You've repeatedly claimed that some facts support the creationist position. Again, you can either find an example that isn't ridiculously wrong, retract your absurd claim, or keep pulling a "Jane" by doing neither. Since you probably won't surprise us on this account, perhaps lowered expectations are in order. Earlier, you claimed:
Just one example: The fact that radiometric dating relies on certain assumptions has been one of their favorite talking points. Are those assumptions reasonable? I think so. But they ARE assumptions, and that is a fact. Therefore, there do exist facts that can be said to support (or at least not refute) the creationists' arguments.
...I replied by saying "No, isochron dating only relies on nuclear decay rates being constant, which has been confirmed by SN1987a, etc. Try again." and your response was "Okay, maybe it was a bad example."

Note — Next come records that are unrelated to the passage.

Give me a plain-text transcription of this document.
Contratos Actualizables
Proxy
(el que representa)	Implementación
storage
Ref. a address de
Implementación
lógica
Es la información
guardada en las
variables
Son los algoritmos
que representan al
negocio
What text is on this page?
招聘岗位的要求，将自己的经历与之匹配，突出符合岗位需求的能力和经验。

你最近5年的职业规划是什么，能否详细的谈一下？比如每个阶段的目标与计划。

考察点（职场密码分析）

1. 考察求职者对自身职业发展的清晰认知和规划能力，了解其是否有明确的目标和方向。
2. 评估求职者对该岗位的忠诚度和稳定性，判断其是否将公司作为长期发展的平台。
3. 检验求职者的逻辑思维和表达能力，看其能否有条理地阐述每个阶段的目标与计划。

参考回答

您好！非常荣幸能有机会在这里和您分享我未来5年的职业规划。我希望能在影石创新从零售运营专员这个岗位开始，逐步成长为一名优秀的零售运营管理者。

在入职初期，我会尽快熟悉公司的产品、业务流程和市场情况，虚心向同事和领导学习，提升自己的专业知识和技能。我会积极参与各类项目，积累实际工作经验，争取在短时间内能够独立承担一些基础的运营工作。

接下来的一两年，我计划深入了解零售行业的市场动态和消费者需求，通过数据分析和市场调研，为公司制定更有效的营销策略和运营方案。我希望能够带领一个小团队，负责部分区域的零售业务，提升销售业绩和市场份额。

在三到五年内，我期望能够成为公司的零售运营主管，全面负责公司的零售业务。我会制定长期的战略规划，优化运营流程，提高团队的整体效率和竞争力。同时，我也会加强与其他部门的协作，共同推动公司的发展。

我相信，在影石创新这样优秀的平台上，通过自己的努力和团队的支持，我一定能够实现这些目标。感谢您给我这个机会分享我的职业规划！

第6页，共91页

Any example may be a bad example, so that wasn't a retraction. Your example actually was a bad example, and anyone who understood my point would have the intellectual integrity to admit that without weasel words. So perhaps my website was down; here's the relevant part:
Isochron dating results of old rocks depend only on nuclear decay rates being constant in time. Isochron dating isn’t dependent on initial quantities of elements, and the analysis method automatically produces error bars on the obtained age. The oldest rocks we have agree that the Earth is 4.55 billion years old, plus or minus 100 million years or so.
Just to be clear, we can’t be sure that nuclear decay rates are exactly constant. But experiments have placed constraints on the size of any variation in decay rates:
- Supernovae produce many radioactive elements which slowly decay after the explosion. At first they shine brightly in a spectroscopically unique manner, but over the course of several weeks they fade to half their previous brightness. The amount of time it takes the brightness to fade is a direct measurement of the nuclear decay rate. The best example is supernova 1987A, which lies ~169,000 LY away. That means that when scientists looked at that light in 1987, they were measuring the nuclear decay rate as it was around 169,000 years ago. The results were experimentally indistinguishable from current decay rates, and have been confirmed by similar experiments on SN1991T, which is 60,000,000 light years away.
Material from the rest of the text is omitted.